Meetup summary

2025-07-11 - Intro to probability - part 2

None.

Agenda:

The meetup date and agenda are both tentative, but the idea is to pick up the intro to probability stuff from last time.

  • Expectation
    • Formalization of a “mean”
    • Definition for discrete RV
    • Definition for continuous RV
    • Single RV linearity (multiply/add constants)
    • LOTUS
    • Multiple RV linearity (requires joint distribution; invoke LOTUS)
    • Conditional expectation (should be though of as a function of the conditioned RV)
      • Law of total expectation
    • Of independent RVs
  • Variance
    • Definition
    • Expansion due to linearity of expectation
    • Law of total variance
    • Of independent RVs (derived via the general case of covariance)
  • Covariance
    • Definition
    • Linear expansion
    • Rules for sums/scales of covariance. (This gives rise to sums of variance, whether or not independent.)
    • Covariance inequality (relies on Cauchy-Schwarz)
    • Correlation (just standardize and take covariance)
  • Derived RVs
    • Single-variable method of transformations
    • Multivariate MOT (analogous but uses Jacobian)
    • Special case: sum of random variables (convolution).
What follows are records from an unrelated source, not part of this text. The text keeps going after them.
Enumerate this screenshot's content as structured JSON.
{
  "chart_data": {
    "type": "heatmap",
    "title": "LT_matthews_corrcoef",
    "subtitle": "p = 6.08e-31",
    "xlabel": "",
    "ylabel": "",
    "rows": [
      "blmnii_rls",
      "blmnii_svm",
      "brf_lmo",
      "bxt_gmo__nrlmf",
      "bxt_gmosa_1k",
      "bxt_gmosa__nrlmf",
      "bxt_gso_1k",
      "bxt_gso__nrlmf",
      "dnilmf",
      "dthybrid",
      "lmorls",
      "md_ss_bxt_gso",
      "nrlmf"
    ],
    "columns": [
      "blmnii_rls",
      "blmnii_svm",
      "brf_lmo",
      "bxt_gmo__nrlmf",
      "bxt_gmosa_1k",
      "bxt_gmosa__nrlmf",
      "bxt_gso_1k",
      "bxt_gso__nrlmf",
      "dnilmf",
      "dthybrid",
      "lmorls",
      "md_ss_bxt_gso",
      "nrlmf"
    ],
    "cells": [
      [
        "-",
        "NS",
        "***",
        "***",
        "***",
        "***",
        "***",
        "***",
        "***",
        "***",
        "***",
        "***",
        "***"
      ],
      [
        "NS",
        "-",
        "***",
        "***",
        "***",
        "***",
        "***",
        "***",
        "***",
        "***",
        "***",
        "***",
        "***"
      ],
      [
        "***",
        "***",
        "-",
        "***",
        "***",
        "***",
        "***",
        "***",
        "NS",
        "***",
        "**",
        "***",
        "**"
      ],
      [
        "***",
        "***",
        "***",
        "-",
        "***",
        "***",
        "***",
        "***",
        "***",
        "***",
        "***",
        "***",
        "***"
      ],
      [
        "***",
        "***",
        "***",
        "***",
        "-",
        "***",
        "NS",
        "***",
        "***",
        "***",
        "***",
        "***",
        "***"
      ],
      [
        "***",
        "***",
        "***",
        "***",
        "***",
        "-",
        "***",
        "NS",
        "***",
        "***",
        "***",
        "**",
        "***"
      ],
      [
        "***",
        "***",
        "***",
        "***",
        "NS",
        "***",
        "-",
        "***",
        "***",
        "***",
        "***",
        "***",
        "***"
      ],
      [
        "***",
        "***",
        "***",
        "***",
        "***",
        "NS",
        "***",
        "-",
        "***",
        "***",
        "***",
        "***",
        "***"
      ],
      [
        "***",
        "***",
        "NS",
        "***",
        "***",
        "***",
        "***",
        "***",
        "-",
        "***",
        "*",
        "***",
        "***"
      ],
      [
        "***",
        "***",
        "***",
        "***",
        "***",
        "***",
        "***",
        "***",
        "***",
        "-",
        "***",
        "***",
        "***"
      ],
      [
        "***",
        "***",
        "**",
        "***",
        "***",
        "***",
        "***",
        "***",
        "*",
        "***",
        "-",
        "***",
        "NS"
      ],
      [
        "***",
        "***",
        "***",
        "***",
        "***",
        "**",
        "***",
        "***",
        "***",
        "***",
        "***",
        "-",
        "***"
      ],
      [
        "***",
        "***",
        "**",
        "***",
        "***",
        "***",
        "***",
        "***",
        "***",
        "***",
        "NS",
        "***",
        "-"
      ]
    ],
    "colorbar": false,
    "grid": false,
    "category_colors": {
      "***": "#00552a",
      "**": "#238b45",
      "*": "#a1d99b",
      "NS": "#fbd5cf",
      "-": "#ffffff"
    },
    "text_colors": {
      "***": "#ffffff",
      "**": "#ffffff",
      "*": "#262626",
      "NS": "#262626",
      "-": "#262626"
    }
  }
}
Works for both discrete and continuous RVs.
  • Foundational processes/distributions
    • Bernoulli process/RV, binomial RV, geometric RV, negative binomial RV, etc.
    • Multinomial (categorical) process, multinoulli.
    • Poisson process (limiting case of binomial), Poisson distribution, exponential distribution, Erlang/Gamma distribution
    • Gaussian distribution (different limiting case of binomial, but the derivation is long and we won’t get into it today; also arises from the CLT)
  • Moment generating functions
    • Equivalent to a two-sided Laplace transform, so it does not exist when RV doesn’t have finite moments.
  • Characteristic functions
    • Equivalent to Fourier transform, so it always exists but cannot be used to easily recovery moments from the series expansion.
  • Basic estimators
    • Definition
    • Estimator bias
    • Estimator variance
    • Estimator MSE
    • Sample mean
    • “Naive” sample variance
    • Unbiased sample variance
  • Foundational inequalities
    • Union bound
    • Markov inequality
    • Chebychev inequality
    • Cauchy-Schwarz inquality (for expectations, by analogy with coordinate-free vector version)
    • Jensen’s inequality (I don’t know a general proof—this will just be an intuitive argument)
    • Gibbs’ inequalitiy (preview for information theory—won’t drill into entropy yet)
  • Inference preview (not planning to go deep here; will need to dedicate future sessions to particular areas)
    • Classical vs Bayesian perspective in a nutshell (raw MLE vs explicit priors, underlying parameter is an (unknown) constant vs RV)
    • Conjugate priors (e.g., beta-binomial)

Notes

We went through expectation, variance, and covariance. This was review for a few people but we wanted to get everybody up to speed. We skipped ahead to the Cauchy-Schwarz inequality in order to derive the covariance inequality, starting with a discrete dot product in 2D/3D and then abstracting to higher dimensions and finally to continuous vector spaces. It can of course be demonstrated more directly in the special case where you define the inner product to be the product of two random variables over some joint distribution.